A journalist walks into a bar. It’s a stately room — leather furniture, framed maritime paintings, and shiny, dark wood paneled walls. She plunks herself down at the mahogany bar.
“Good evening. What would you like?” says the bartender with conviviality, but also with a determined seriousness. Ella Fitzgerald is crooning in the background. Baseball is playing silently on the television.
She orders a manhattan.
“I love it when women order whiskey drinks,” he declares with a smile. “How would you like that? Bourbon? Rye? Canadian?” This kind of transaction-cum-cheerful remark is the modus operandi for Brian Billotte, bartender at the Boston Harbor Hotel’s Rowes Wharf Bar. And it’s been his M.O. since the day the hotel opened, in 1987. White Snake and Whitney Houston were dominating the Billboard charts, gas cost 89 cents per gallon, and the Rose Kennedy Greenway wasn’t even a glint in any construction company’s eye.
A lot has changed since then. Billotte’s daily routine hasn’t.
‘Every day I come in, I look around the room. Everything stays the same, and it needs to be what it is: a time-honored, old saloon.’
“Every day I come in, I look around the room. Everything stays the same, and it needs to be what it is: a time-honored, old saloon,” said Billotte, 55, who has a slightly grown-in crew cut, a linebacker’s shoulders and the kind of gentle, unassuming manner that evokes a barkeep in a no-frills, small town tavern, a character in a Frank Capra film. “It’s withstood the last decade of change — the vodka invasion, people drinking double-infused rosemary-sage vodka martinis with a dash of basil oil. There’s a place for the classic cocktails.”
Anyone who’s been behind the stick for a quarter century can, of course, easily rattle off a checklist of the many ways in which what he pours today bears little likeness to what he served in the late 1980s. Wine drinkers fell into one of two camps: burgundy or Chablis. A bar’s craft beer selection was limited to what Sam Adams’s founder Jim Koch was peddling door-to-door. Espresso was a breakfast beverage, not a martini variety. And a cellphone? A thermos-size military instrument.
But from his perch over the past 25 years, Billotte has made far more interesting observations. The Bruins are “nice kids,” he says, and they drink ginger ale — or at least they did when he served the players during the first round of the playoffs leading up to the 2011 Stanley Cup victory. Just one exception: a backup goalie. He drank beer because he knew he wouldn’t be working much the next day, Billotte divulges. American governors and senators opt for any drink over beer, a tidbit he picked up while serving the many lawmakers staying at the hotel during the 2004 Democratic National Convention. And 9/11 was a testament to the power of comfort in anonymous crowds. (He opened early, the bar was packed, nobody spoke for hours, he recalls.)
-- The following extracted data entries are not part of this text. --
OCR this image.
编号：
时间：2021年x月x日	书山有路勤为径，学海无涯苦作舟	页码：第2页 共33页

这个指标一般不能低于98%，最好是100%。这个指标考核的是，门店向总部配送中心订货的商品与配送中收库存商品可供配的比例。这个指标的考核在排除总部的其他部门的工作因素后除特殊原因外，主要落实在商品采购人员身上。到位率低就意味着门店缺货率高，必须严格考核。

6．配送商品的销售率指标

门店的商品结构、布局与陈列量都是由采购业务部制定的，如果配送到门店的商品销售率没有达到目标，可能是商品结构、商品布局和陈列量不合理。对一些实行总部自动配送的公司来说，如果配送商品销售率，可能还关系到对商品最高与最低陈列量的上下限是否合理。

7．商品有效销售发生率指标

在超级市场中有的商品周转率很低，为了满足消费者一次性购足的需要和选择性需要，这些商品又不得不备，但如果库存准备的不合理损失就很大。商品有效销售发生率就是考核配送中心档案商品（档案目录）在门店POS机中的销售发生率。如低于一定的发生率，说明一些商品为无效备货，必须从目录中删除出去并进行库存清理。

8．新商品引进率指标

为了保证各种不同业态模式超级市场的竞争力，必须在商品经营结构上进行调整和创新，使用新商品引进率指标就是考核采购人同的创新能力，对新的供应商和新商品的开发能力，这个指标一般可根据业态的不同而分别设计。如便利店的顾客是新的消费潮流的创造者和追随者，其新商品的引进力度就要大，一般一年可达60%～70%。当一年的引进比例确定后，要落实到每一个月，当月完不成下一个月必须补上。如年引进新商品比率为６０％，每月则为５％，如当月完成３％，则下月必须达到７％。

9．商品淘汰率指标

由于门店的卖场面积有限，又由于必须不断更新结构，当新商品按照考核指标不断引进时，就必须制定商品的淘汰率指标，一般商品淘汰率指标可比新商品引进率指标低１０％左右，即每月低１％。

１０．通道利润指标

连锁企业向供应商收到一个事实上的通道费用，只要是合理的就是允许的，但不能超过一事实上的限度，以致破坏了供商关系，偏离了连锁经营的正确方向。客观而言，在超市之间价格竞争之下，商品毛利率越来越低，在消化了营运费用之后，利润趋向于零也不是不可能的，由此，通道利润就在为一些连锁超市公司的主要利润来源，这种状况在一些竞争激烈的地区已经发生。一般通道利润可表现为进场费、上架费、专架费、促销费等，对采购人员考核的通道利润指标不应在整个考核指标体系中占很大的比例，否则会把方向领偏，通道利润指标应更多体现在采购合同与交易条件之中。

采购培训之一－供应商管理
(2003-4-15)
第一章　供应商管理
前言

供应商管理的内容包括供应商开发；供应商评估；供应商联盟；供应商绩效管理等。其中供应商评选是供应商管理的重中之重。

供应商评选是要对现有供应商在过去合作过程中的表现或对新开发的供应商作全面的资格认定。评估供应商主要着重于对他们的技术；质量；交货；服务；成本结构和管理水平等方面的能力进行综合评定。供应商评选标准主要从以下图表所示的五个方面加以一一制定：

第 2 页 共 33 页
Despite being the object of several dozen people’s attention for 12 hours at a time on a nightly basis, Billotte does not strike you as the type to relish the spotlight. He’s efficient without being frantic. He’s chatty but without being intrusive. He’s vigilant but subtle.
“I spent 25 years hiding out. I like to stay under the radar,” he says, an attitude that’s hardly typical of today’s mixologists. Sure, he’ll tell you about the tears he’s seen (“always”), the unprintable activity that’s taken place on the leather couches (“it’s not pretty”). He’ll tell you about boisterous post-wedding-reception throngs. But none of those things really faze him like one thing does.
“Since it’s a college town, people bring their kids in when they come to Boston to check out BU, BC. Then the kids come in later with their kids. That’s disturbing,” he says, remarking on how quickly the years whiz by.
When Billotte was a sports fanatic kid in South Boston, the plot of land along the water where the Boston Harbor Hotel stands was a dirt parking lot in the shadow of the overpass. His hooligan schoolmates would rip up the parking meters that stood on crooked poles and smash them for the coins. The elevated highway made Atlantic Avenue a grim industrial landscape.
He’d tended bar in Quincy, then got a job as a manager at the Embassy Suites on Soldiers Field Road. (It’s now the DoubleTree). He opened Scullers Jazz Club. But when the hotel company built a new outpost on the water, he figured it’d be a good opportunity to jump back behind the stick. Good thing, in retrospect. He never presumed pouring pints and Scotch-on-the-rocks would all but guarantee job security. After all, people drink through recessions.
But no matter how long the tenure, every-day aggravations never cease. “I was a one-armed hanger back there,” he says of a recent busy night when he was pivoting left and right to grab a wine glass here, a bottle of Scotch there, and pull a pint further down. “And that dishwasher,” he says with a sigh. “I’m gonna blow it up!”